Australian beef: Good times for industry
Australian beef

Good times for industry

Miroslaw /

NETHERLANDS, Utrecht. The future of the Australian beef industry is looking bright. Key fundamentals for a strong Australian beef industry –consisting of strong international demand, constrained global supply, a depreciating dollar and trade agreements– are falling into place.

An improvement in the weather and drought-breaking rains through many cattle-producing regions would provide that necessary relief for many producers and allow the herd rebuilding process to begin.

With a generally optimistic sentiment flowing through the industry, common topics of discussion are focused on domestic production, export markets, the live cattle trade and the future for cattle prices.

The Australian beef industry has long been exposed to the supply-and-demand fluctuations experienced by global drivers and local seasonal conditions. While depressed prices have been driven by short-term high domestic supply, the Australian industry is now in a position to capitalise on strong global demand, providing an opportunity to develop an industry with a premium, value-added product. This would ensure a more stable, long-term environment for the Australian beef industry.

“With strong fundamentals in place, the report looks at some of the opportunities and challenges for the Australian beef industry from a production, export and price perspective,” according to Rabobank Angus Gidley-Baird.

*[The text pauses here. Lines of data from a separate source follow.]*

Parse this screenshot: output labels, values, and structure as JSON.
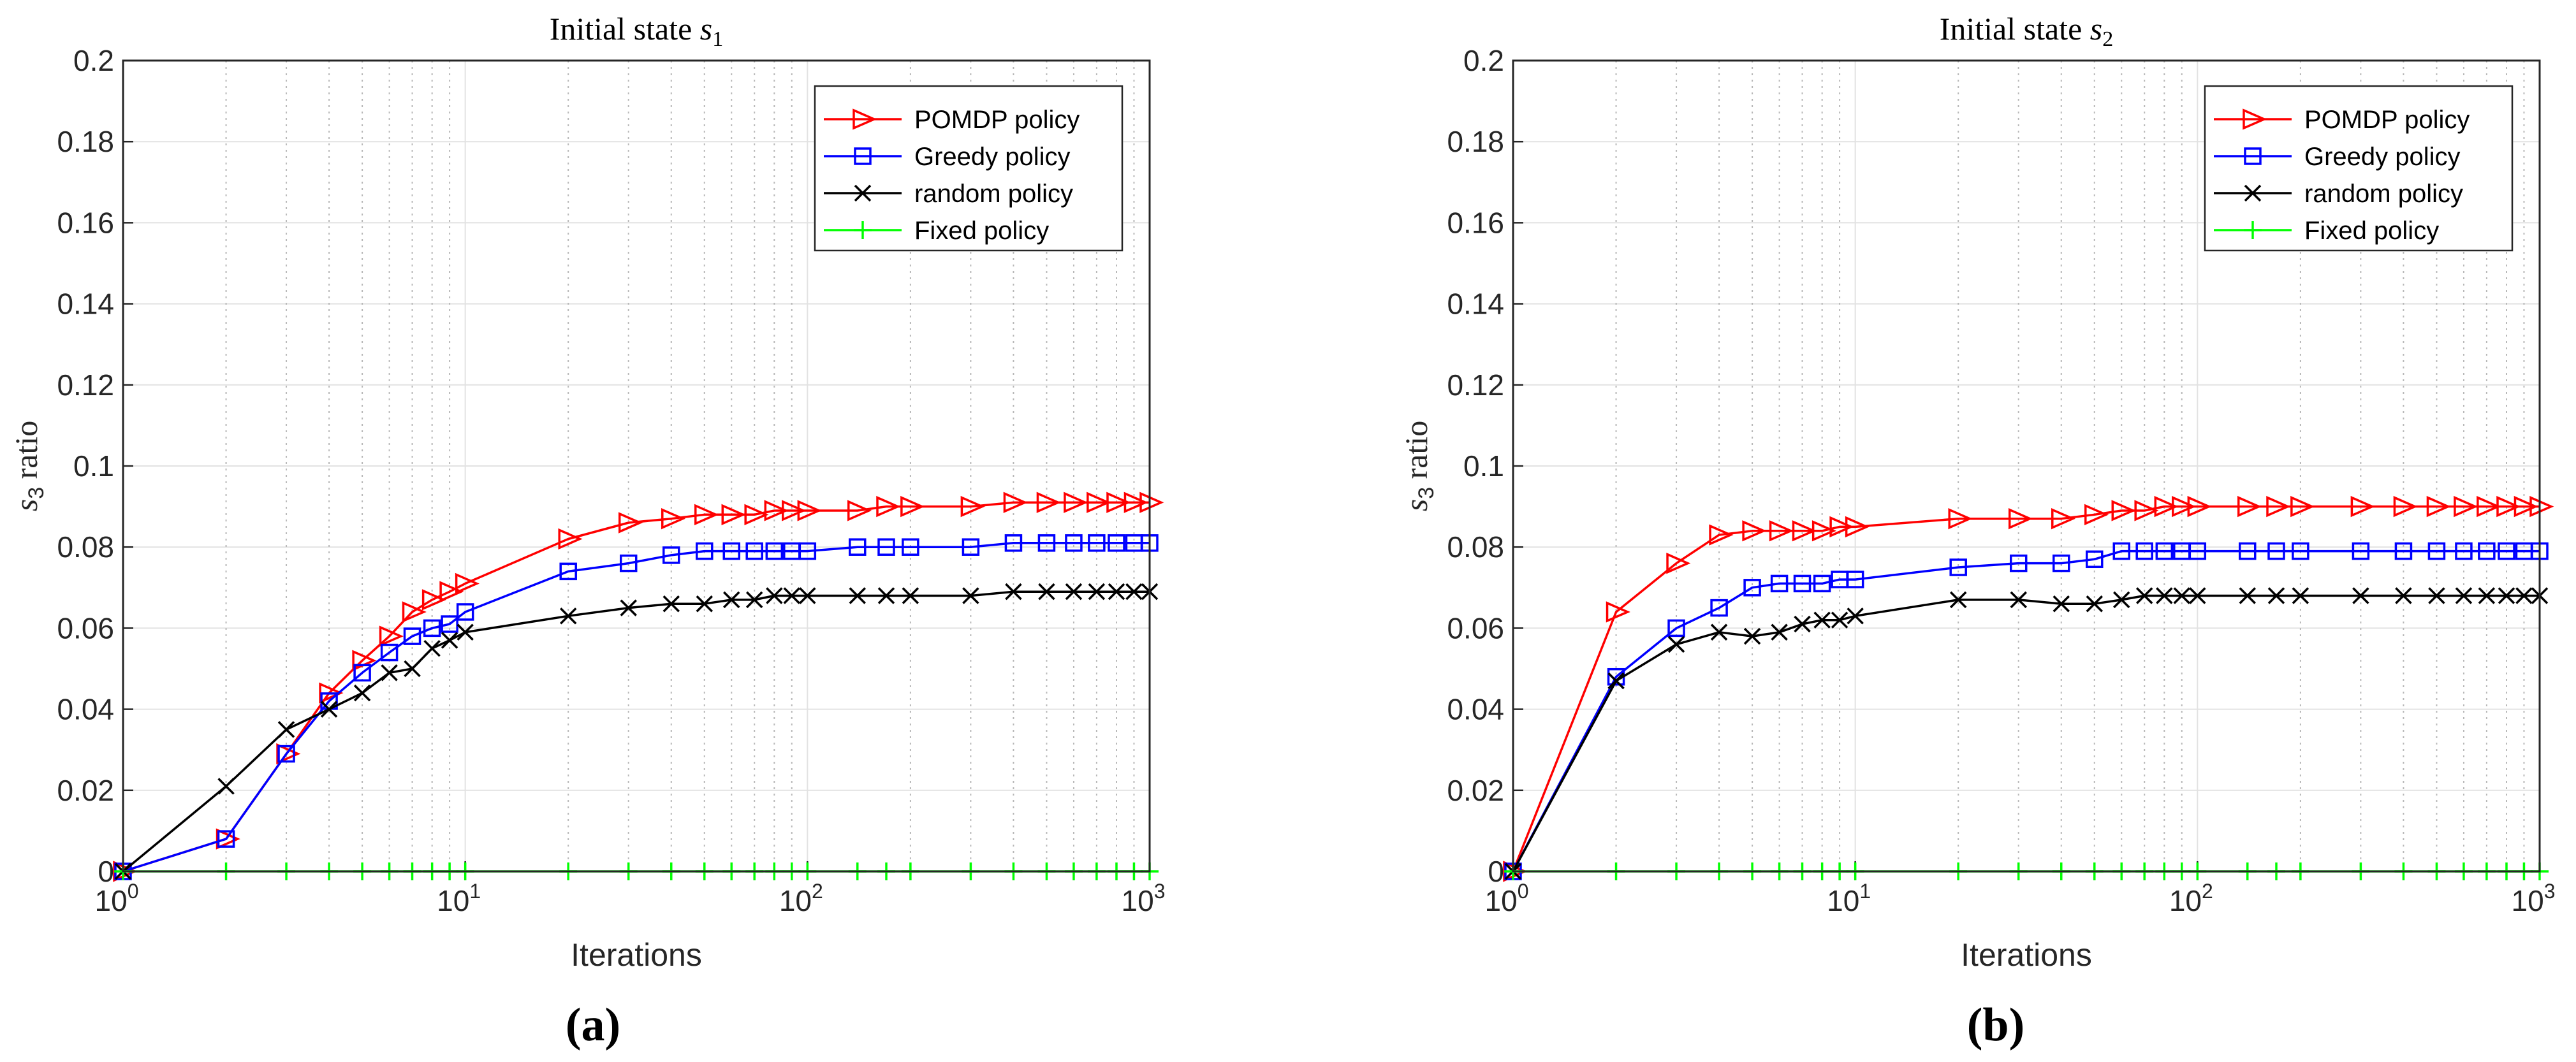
{
  "figure": {
    "ylabel_var": "s",
    "ylabel_sub": "3",
    "ylabel_rest": " ratio",
    "xlabel": "Iterations",
    "x_ticks": [
      {
        "base": "10",
        "exp": "0"
      },
      {
        "base": "10",
        "exp": "1"
      },
      {
        "base": "10",
        "exp": "2"
      },
      {
        "base": "10",
        "exp": "3"
      }
    ],
    "y_ticks": [
      "0",
      "0.02",
      "0.04",
      "0.06",
      "0.08",
      "0.1",
      "0.12",
      "0.14",
      "0.16",
      "0.18",
      "0.2"
    ],
    "legend": [
      "POMDP policy",
      "Greedy policy",
      "random policy",
      "Fixed policy"
    ],
    "colors": {
      "pomdp": "#ff0000",
      "greedy": "#0000ff",
      "random": "#000000",
      "fixed": "#00ff00"
    }
  },
  "chart_data": [
    {
      "type": "line",
      "panel": "(a)",
      "title_prefix": "Initial state ",
      "title_var": "s",
      "title_sub": "1",
      "xscale": "log",
      "xlim": [
        1,
        1000
      ],
      "ylim": [
        0,
        0.2
      ],
      "grid": true,
      "legend_position": "top-right",
      "x": [
        1,
        2,
        3,
        4,
        5,
        6,
        7,
        8,
        9,
        10,
        20,
        30,
        40,
        50,
        60,
        70,
        80,
        90,
        100,
        140,
        170,
        200,
        300,
        400,
        500,
        600,
        700,
        800,
        900,
        1000
      ],
      "series": [
        {
          "name": "POMDP policy",
          "marker": "triangle-right",
          "values": [
            0,
            0.008,
            0.029,
            0.044,
            0.052,
            0.058,
            0.064,
            0.067,
            0.069,
            0.071,
            0.082,
            0.086,
            0.087,
            0.088,
            0.088,
            0.088,
            0.089,
            0.089,
            0.089,
            0.089,
            0.09,
            0.09,
            0.09,
            0.091,
            0.091,
            0.091,
            0.091,
            0.091,
            0.091,
            0.091
          ]
        },
        {
          "name": "Greedy policy",
          "marker": "square",
          "values": [
            0,
            0.008,
            0.029,
            0.042,
            0.049,
            0.054,
            0.058,
            0.06,
            0.061,
            0.064,
            0.074,
            0.076,
            0.078,
            0.079,
            0.079,
            0.079,
            0.079,
            0.079,
            0.079,
            0.08,
            0.08,
            0.08,
            0.08,
            0.081,
            0.081,
            0.081,
            0.081,
            0.081,
            0.081,
            0.081
          ]
        },
        {
          "name": "random policy",
          "marker": "x",
          "values": [
            0,
            0.021,
            0.035,
            0.04,
            0.044,
            0.049,
            0.05,
            0.055,
            0.057,
            0.059,
            0.063,
            0.065,
            0.066,
            0.066,
            0.067,
            0.067,
            0.068,
            0.068,
            0.068,
            0.068,
            0.068,
            0.068,
            0.068,
            0.069,
            0.069,
            0.069,
            0.069,
            0.069,
            0.069,
            0.069
          ]
        },
        {
          "name": "Fixed policy",
          "marker": "plus",
          "values": [
            0,
            0,
            0,
            0,
            0,
            0,
            0,
            0,
            0,
            0,
            0,
            0,
            0,
            0,
            0,
            0,
            0,
            0,
            0,
            0,
            0,
            0,
            0,
            0,
            0,
            0,
            0,
            0,
            0,
            0
          ]
        }
      ]
    },
    {
      "type": "line",
      "panel": "(b)",
      "title_prefix": "Initial state ",
      "title_var": "s",
      "title_sub": "2",
      "xscale": "log",
      "xlim": [
        1,
        1000
      ],
      "ylim": [
        0,
        0.2
      ],
      "grid": true,
      "legend_position": "top-right",
      "x": [
        1,
        2,
        3,
        4,
        5,
        6,
        7,
        8,
        9,
        10,
        20,
        30,
        40,
        50,
        60,
        70,
        80,
        90,
        100,
        140,
        170,
        200,
        300,
        400,
        500,
        600,
        700,
        800,
        900,
        1000
      ],
      "series": [
        {
          "name": "POMDP policy",
          "marker": "triangle-right",
          "values": [
            0,
            0.064,
            0.076,
            0.083,
            0.084,
            0.084,
            0.084,
            0.084,
            0.085,
            0.085,
            0.087,
            0.087,
            0.087,
            0.088,
            0.089,
            0.089,
            0.09,
            0.09,
            0.09,
            0.09,
            0.09,
            0.09,
            0.09,
            0.09,
            0.09,
            0.09,
            0.09,
            0.09,
            0.09,
            0.09
          ]
        },
        {
          "name": "Greedy policy",
          "marker": "square",
          "values": [
            0,
            0.048,
            0.06,
            0.065,
            0.07,
            0.071,
            0.071,
            0.071,
            0.072,
            0.072,
            0.075,
            0.076,
            0.076,
            0.077,
            0.079,
            0.079,
            0.079,
            0.079,
            0.079,
            0.079,
            0.079,
            0.079,
            0.079,
            0.079,
            0.079,
            0.079,
            0.079,
            0.079,
            0.079,
            0.079
          ]
        },
        {
          "name": "random policy",
          "marker": "x",
          "values": [
            0,
            0.047,
            0.056,
            0.059,
            0.058,
            0.059,
            0.061,
            0.062,
            0.062,
            0.063,
            0.067,
            0.067,
            0.066,
            0.066,
            0.067,
            0.068,
            0.068,
            0.068,
            0.068,
            0.068,
            0.068,
            0.068,
            0.068,
            0.068,
            0.068,
            0.068,
            0.068,
            0.068,
            0.068,
            0.068
          ]
        },
        {
          "name": "Fixed policy",
          "marker": "plus",
          "values": [
            0,
            0,
            0,
            0,
            0,
            0,
            0,
            0,
            0,
            0,
            0,
            0,
            0,
            0,
            0,
            0,
            0,
            0,
            0,
            0,
            0,
            0,
            0,
            0,
            0,
            0,
            0,
            0,
            0,
            0
          ]
        }
      ]
    }
  ]
}
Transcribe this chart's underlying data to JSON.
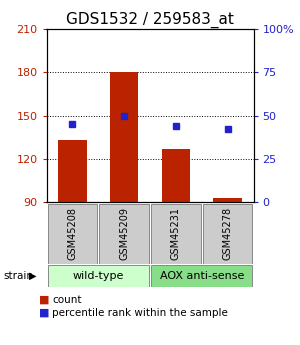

In detail, Australian cattle prices are expected to be 40 percent to 70 percent higher than the five-year average, which represents a range between A$5 per kilogram and A$6 per kg. cwt over the next 12 months, Meat + Poultry reports, referring to Rabobank's report. Rabobank said several factors support prices reaching these levels. Changes to country of origin labeling laws in the United States, strong demand for beef by US consumers and tightening supplies of Australian beef could lead to higher prices for Australian beef without compromising product competitiveness. Additionally, opportunities for improved demand situations through free trade agreements such as the ASEAN-Australia-New Zealand Free Trade Area offers Australia a wide range of export markets while lessening the industry’s exposure to market fluctuations. Gradual reductions in Australia exports of beef to the US will lead to transferring supplies to growing markets in China and Southeast Asian countries such as Vietnam and Cambodia.

Demand for beef is expected to continue growing in Indonesia, which will be the primary destination for Australian beef with a medium-term export volume of 700,000 to 800,000 head per year, Rabobank said in its report. However, political influences will be major headwinds for further development of trade in beef.